As other posters have mentioned, it really is about that reproductive age. Once you hit menopause you are no longer passing along your genes. Whatever you already passed along is what you passed along. If you live to be 300 after you hit menopause it won't matter because no one knew you were that sexy and you never reproduced more than the average person, let's say. So it's not enough to just live longer in and of itself, you must retain your ability to reproduce in order for that to be a fitness factor.
So that's it really. Those that won't live long must not reproduce (or reproduce as much, depending on how long you want the immortality process to take), and those that live longer must reproduce more. The question is how do you know? And that's what your original question is all about. What natural conditions will lead to this outcome?
Without knowing ahead of time who is going to die of natural causes early and who is going to age like wine, natural conditions can't really select those people. So you're going to need to invent a mechanism that can tell who is going to die early, either directly or indirectly. Here's where it gets interesting.
Imagine a virus like any other virus, except that it doesn't kill the host. It makes a copy, leaves a gene in your cell that says "do not infect me" and then leaves you alone. It's a whole other class of virus, real smart and sustainable virus. Let's add one curious effect of this virus: it decreases your telomere length (if you believe this is the basis of all aging and not a cumulative set of deteriorating genes or other mechanisms). So it makes everyone age. Everyone gets the disease, everyone is infected. Everyone is aging way faster than they should be. See where I'm going with this? :) So who lives? The people whose cells just happen to be slightly better at repairing telomeres. So they reproduce and only they reproduce, which leads to the start of generations of ubertelomeremensch.

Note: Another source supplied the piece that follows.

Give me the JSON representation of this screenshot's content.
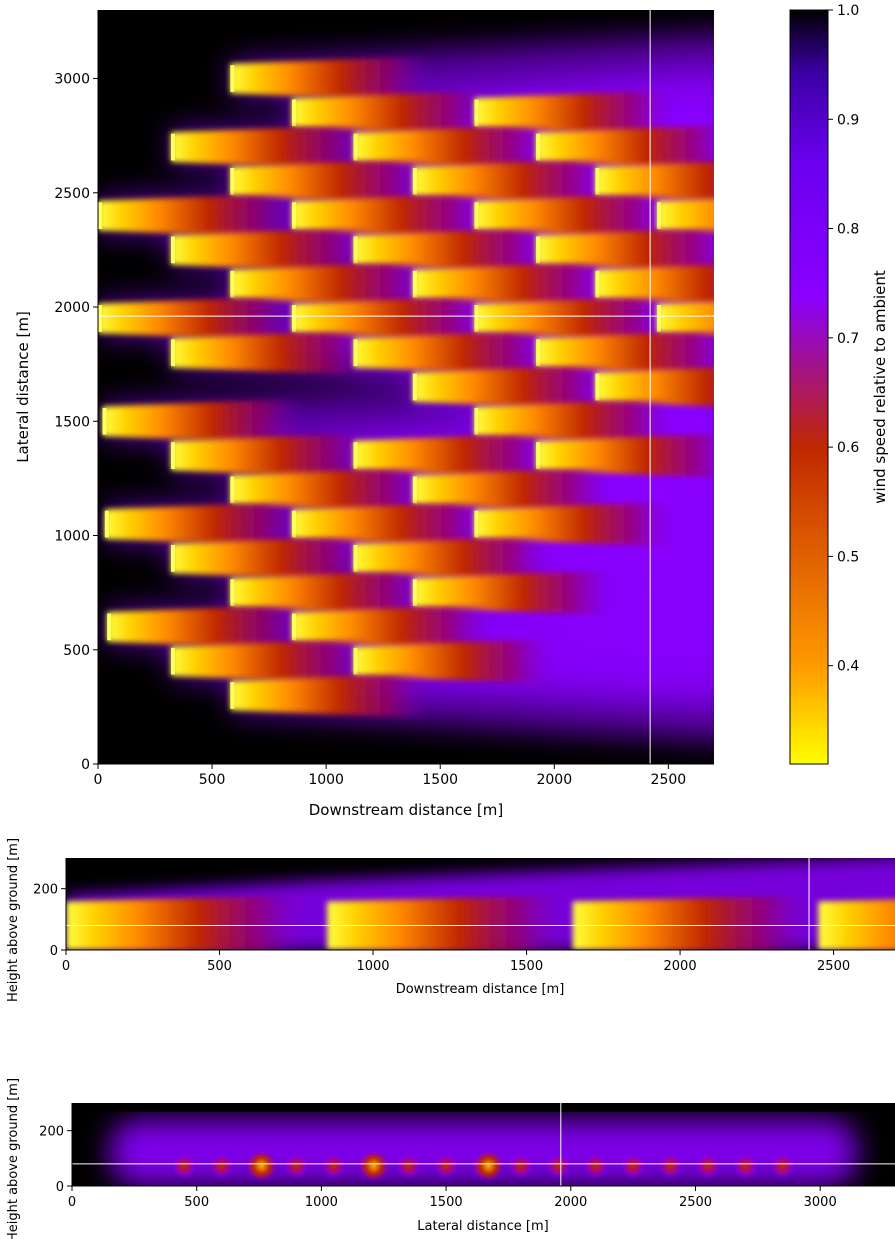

This is one way but you could do it other ways. Maybe radiation from a star makes everyone age and mutate and only organisms with strong DNA repair (not just shielding) can survive. Basically, you want the people to die off who aren't going to live long anyway. That'll do it. You make the people who will live long more reproductively fit and they'll evolve to at least very long lives.
And we are talking about the species as a whole. If you wanted to do an offshoot and say "these jungle people over here bred mortality right out of their stock", you could do that too.
To be ever weary of the randomness of the process however, and as a counter example, evolution might prefer people with a certain protein or a certain overactive organelle. And, at first, it may have nothing to do with longevity, but through the course of random evolution it will provide the key function to repairing cells and DNA indefinitely.
Other interesting things to consider: the cells in your body come from your parents, those cells came from their parents, those cells came from their parents. If you follow the line all the way back you end up with some thing in our sweet mother Earth's history that found a way to reproduce itself over and over until we ended up with you. It might not be the same person, but it's life. That's called germ line immortality, and it's pretty dog gone amazing.
I had another point to make but I forgot it. Must be getting old.